Tesla says all orders placed before October 15th will be delivered before the end of the year and qualify for the full $7,500 federal tax credit. But given the electric automaker’s well-publicized delivery problems, prospective car buyers may want to take that promise with a grain of salt.
Customers ordering after the end of the year won’t qualify for the full tax credit because Tesla crossed the 200,000 electric vehicle sales mark in July. Customers who take delivery of their cars between January 1st and June 30th, 2019, will only be eligible for a $3,750 credit. And customers who take delivery between July 1st and December 31st, 2019, will be offered $1,875. After that, the incentive is dead.
This could put Tesla at a disadvantage, especially as its larger, and more efficient rivals like Mercedes-Benz, Audi, and Jaguar begin ramping up their own EV production. Those vehicles will hit dealerships starting in 2019 with the full EV tax credit as a lure. It could also mean a frantic push for Tesla in the fourth quarter of 2018 to keep production and demand in line.
The loss of the tax credit is likely to be a big disappointment for anyone hoping to get a discount on the promised $35,000 base version of the Model 3. Tesla won’t begin producing the cheapest version of its most affordable car until mid-2019.
Put in place early on in the Obama administration, the tax credit was seen as a tool that could be used to encourage customers to buy plug-in electric or hybrid vehicles. And while many didn’t expect the credit to survive in a Republican-controlled government, it managed to slip its way into the tax bill that was signed by President Trump in December.
But for how long it will last is anyone’s guess: Sen. John Barrasso (R-WY) introduced a bill this week to kill the tax credit and instead raise taxes on electric vehicles. Another bill would remove the delivery limit for the tax credit and replace it with a time limit.
As Congress debates the future of tax incentives for EVs, some states are stepping up their own efforts. California is considering an increase to its current state tax subsidy for EVs, from $2,500 to $4,500, reports Bloomberg. Other states are also weighing credits of their own.
Meanwhile, Tesla is under extraordinary pressure to build and deliver as many cars as it can. “We’ve gone from production hell to delivery logistics hell,” Musk tweeted as he apologized to a woman who said her new Tesla had been delayed yet again. Some cars have piled up in parking lots around the country, and customers have been waiting for hours in long lines for their new vehicles. Tesla put out a call for volunteers to help get owners into their new cars at retail stores. Musk even toyed with the idea of building his own car carriers to expedite deliveries.
Tesla made 53,239 Model 3s in the third quarter of 2018, which is nearly twice as many as it produced in the previous quarter.

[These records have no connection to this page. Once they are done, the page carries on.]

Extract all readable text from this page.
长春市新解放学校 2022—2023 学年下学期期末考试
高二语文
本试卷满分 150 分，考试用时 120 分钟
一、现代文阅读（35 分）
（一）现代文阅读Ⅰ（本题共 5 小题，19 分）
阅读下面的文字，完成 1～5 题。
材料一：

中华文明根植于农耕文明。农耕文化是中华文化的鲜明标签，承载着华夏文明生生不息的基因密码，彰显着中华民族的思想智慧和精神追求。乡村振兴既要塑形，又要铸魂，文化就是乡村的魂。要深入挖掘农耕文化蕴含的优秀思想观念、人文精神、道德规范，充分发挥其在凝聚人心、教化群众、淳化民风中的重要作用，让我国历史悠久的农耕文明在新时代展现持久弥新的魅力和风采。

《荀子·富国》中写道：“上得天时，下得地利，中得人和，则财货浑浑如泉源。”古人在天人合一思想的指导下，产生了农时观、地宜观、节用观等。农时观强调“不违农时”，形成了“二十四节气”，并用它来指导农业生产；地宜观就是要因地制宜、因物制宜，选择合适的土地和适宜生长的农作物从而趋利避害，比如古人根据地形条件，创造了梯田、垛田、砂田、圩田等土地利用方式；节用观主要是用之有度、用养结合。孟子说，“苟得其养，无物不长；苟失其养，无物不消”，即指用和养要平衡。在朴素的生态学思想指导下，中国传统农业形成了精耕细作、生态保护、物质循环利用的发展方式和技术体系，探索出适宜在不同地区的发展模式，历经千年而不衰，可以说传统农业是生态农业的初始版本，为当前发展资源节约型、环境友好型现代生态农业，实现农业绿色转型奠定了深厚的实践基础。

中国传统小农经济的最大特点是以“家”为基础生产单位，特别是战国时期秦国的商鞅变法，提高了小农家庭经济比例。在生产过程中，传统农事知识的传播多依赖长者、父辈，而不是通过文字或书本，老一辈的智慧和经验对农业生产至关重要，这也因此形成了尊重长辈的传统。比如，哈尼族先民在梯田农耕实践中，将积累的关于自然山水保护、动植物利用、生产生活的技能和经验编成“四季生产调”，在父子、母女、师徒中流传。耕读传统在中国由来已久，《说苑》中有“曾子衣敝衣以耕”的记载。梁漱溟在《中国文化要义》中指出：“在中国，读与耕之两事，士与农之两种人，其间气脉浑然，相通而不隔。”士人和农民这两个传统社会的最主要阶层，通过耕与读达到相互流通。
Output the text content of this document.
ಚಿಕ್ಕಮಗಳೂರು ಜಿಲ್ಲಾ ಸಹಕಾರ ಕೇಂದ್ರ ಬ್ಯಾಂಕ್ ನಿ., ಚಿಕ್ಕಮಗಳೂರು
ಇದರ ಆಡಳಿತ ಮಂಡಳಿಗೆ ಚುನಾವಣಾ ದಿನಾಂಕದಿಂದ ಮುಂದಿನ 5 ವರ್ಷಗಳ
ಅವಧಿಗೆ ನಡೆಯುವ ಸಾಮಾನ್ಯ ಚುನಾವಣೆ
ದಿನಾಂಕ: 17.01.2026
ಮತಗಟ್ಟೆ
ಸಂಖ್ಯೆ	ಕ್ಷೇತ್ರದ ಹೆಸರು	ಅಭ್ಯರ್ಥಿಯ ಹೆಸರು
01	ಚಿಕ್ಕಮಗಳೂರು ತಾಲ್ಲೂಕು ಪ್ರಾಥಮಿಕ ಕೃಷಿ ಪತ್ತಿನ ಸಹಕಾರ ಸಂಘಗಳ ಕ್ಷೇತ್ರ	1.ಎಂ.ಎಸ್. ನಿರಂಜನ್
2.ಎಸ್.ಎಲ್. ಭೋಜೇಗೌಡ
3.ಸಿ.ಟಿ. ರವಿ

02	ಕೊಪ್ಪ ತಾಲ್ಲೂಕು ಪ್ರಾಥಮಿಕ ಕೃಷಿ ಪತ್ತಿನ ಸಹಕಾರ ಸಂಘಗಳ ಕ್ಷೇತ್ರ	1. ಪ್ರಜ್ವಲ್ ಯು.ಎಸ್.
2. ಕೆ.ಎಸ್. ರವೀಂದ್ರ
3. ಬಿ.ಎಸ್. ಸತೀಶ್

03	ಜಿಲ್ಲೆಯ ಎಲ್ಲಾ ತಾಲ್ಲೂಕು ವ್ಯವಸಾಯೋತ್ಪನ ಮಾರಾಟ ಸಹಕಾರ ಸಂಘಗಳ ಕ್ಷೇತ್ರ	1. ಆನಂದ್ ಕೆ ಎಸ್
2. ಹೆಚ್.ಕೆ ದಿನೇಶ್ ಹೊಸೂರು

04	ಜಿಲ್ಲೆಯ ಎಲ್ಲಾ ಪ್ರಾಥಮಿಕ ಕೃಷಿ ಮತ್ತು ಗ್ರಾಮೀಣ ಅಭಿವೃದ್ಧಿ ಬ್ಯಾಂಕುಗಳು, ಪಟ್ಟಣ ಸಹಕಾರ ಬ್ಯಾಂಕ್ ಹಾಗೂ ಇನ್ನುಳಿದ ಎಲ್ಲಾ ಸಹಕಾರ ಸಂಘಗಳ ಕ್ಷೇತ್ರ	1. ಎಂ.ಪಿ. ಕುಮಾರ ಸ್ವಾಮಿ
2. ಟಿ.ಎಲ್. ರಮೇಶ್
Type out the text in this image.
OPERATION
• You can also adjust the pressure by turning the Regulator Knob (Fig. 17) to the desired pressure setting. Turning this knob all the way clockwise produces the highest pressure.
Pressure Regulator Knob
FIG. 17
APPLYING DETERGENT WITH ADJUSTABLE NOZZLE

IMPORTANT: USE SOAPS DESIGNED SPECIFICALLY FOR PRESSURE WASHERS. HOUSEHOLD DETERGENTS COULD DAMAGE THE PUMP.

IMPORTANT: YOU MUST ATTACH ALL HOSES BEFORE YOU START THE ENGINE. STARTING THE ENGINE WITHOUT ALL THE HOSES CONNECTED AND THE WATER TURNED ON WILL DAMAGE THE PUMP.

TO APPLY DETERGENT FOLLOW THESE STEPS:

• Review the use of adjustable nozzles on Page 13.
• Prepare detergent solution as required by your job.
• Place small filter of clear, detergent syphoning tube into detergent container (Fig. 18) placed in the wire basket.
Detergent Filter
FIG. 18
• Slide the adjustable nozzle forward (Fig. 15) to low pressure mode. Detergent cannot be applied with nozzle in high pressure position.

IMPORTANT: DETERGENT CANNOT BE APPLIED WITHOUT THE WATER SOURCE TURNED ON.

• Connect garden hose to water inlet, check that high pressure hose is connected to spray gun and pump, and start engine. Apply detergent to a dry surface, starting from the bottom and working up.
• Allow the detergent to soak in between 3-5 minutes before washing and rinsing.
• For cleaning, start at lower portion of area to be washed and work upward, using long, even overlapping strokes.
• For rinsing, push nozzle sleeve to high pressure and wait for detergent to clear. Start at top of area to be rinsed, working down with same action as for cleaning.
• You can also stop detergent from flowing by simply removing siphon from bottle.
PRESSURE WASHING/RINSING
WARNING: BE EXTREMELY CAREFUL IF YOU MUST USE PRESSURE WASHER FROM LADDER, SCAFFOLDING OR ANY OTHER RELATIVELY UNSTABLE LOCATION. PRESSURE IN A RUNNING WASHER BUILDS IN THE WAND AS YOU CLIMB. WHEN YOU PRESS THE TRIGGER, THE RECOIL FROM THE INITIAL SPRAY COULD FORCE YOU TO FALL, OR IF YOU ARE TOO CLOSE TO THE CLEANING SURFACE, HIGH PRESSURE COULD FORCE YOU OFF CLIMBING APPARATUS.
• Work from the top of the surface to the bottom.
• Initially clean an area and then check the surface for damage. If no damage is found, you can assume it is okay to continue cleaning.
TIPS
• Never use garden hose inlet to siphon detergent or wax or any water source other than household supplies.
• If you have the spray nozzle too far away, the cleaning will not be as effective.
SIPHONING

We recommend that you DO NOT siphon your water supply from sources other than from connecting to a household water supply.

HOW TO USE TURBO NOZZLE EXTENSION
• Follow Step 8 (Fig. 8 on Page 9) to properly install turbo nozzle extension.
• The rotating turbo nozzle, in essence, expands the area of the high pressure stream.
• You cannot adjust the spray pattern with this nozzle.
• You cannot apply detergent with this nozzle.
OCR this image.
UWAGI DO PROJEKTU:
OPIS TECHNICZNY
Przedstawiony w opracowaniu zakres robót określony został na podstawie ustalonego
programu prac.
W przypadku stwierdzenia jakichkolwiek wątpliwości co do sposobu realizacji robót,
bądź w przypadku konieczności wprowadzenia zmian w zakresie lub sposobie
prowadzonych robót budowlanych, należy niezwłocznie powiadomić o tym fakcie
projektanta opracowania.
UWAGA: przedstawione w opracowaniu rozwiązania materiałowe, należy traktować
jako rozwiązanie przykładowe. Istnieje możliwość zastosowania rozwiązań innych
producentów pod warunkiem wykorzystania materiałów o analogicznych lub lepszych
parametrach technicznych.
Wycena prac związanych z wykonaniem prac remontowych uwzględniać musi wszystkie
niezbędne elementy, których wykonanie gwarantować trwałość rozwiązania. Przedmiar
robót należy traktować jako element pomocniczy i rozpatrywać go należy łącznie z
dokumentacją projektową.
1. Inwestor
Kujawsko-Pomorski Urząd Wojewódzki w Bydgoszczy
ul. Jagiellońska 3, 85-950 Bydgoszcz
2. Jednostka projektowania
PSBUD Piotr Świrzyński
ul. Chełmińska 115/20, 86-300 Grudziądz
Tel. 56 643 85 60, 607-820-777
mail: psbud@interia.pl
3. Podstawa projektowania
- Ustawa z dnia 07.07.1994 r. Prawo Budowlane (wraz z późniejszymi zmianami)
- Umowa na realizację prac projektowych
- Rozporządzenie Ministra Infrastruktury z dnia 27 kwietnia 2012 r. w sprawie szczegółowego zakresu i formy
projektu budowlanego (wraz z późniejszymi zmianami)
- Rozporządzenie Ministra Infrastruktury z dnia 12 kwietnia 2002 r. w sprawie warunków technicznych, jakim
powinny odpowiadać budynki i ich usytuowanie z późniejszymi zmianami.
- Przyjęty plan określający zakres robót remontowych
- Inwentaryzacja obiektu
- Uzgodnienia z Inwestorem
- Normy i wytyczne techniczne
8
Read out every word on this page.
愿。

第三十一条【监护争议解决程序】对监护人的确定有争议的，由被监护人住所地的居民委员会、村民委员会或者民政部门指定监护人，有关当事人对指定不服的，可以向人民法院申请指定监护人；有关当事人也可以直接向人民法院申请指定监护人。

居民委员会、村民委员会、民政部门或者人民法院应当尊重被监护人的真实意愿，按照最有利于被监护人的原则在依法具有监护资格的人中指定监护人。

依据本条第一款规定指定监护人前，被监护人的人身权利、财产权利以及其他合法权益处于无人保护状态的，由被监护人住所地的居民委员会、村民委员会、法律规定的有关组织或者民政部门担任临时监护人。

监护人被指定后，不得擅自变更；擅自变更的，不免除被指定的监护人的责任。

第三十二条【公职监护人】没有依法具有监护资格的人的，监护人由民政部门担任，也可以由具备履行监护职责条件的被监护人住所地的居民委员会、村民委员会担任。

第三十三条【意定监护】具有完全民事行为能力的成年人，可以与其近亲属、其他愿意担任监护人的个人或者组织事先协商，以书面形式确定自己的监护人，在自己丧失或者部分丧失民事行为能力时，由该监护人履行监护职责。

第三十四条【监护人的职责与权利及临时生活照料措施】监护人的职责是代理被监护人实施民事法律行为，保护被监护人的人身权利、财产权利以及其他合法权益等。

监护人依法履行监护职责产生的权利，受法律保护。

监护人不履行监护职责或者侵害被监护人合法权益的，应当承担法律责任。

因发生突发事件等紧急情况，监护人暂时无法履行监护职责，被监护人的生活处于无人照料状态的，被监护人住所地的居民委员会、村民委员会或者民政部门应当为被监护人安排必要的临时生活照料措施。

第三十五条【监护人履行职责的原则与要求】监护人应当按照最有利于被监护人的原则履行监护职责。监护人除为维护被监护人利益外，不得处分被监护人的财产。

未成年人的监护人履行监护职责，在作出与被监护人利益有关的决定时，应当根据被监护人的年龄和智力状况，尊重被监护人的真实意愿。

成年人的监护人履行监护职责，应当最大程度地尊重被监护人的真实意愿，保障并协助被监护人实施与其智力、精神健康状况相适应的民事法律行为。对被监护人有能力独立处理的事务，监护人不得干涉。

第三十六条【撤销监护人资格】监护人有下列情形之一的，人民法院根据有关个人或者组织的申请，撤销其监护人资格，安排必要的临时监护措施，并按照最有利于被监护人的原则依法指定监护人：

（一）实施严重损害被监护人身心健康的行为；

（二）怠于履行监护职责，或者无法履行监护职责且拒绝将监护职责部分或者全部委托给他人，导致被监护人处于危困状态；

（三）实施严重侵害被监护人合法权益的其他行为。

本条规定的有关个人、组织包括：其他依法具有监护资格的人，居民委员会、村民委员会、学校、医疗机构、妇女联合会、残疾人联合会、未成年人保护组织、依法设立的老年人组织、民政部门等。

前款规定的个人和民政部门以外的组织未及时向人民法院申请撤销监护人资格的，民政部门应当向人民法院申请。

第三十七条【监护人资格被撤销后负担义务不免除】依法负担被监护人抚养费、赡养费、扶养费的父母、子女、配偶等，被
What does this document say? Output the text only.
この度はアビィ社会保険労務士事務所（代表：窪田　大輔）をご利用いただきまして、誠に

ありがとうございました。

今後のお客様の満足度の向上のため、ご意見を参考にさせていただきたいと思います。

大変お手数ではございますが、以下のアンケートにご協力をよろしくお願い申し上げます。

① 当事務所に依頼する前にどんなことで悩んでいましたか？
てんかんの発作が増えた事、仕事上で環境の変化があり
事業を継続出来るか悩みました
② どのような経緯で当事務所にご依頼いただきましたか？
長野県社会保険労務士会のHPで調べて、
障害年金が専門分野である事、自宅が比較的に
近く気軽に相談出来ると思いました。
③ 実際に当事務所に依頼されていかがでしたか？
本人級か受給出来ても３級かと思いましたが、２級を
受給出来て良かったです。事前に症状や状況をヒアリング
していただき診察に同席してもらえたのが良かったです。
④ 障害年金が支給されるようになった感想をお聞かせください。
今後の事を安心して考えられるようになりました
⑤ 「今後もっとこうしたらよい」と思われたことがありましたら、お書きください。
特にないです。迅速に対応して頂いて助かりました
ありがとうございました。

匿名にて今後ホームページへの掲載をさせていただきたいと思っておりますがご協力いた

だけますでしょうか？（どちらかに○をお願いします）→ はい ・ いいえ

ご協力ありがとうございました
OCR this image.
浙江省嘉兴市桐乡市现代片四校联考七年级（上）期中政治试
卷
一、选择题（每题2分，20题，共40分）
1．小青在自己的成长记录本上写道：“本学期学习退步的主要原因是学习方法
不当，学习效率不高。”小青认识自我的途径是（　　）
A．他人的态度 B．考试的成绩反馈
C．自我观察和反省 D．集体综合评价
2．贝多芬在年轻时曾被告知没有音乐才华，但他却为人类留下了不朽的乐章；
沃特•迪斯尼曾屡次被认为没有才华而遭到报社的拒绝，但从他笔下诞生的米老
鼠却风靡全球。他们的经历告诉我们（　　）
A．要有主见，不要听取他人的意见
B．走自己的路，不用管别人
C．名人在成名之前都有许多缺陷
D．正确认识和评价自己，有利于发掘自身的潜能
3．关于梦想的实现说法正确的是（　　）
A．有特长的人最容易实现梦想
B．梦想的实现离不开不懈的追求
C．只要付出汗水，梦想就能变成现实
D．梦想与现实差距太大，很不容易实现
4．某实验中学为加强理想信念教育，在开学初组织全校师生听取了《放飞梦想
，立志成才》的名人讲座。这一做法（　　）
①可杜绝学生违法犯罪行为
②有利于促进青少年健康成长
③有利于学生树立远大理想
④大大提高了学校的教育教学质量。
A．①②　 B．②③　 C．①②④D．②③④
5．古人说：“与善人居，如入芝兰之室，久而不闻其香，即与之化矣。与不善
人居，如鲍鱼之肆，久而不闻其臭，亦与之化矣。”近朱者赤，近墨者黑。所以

The automaker delivered 55,840 Model 3s and 83,500 cars in total (including the Models X and S). That means Tesla sold, in one quarter, “more than 80 percent” as many cars as it did in all of 2017.
The Model 3 hits a big milestone: 100,000 cars. It took Tesla 14 months to get here, but at the current production rate, they'll hit the next 100,000 in less than 6 months https://t.co/bUgVFUXrTp https://t.co/Ko0awG98WM pic.twitter.com/wJ5jZeFIBT— Tom Randall (@tsrandall) October 12, 2018
According to Bloomberg’s tracker, Tesla recently crossed a major threshold when it made its 100,000th Model 3.
But Musk is known to break promises, especially when it comes to production and delivery numbers. That means customers will have to weigh his promises about deliveries before the end of the year against the company’s actual track record before pulling the trigger on a new Model 3.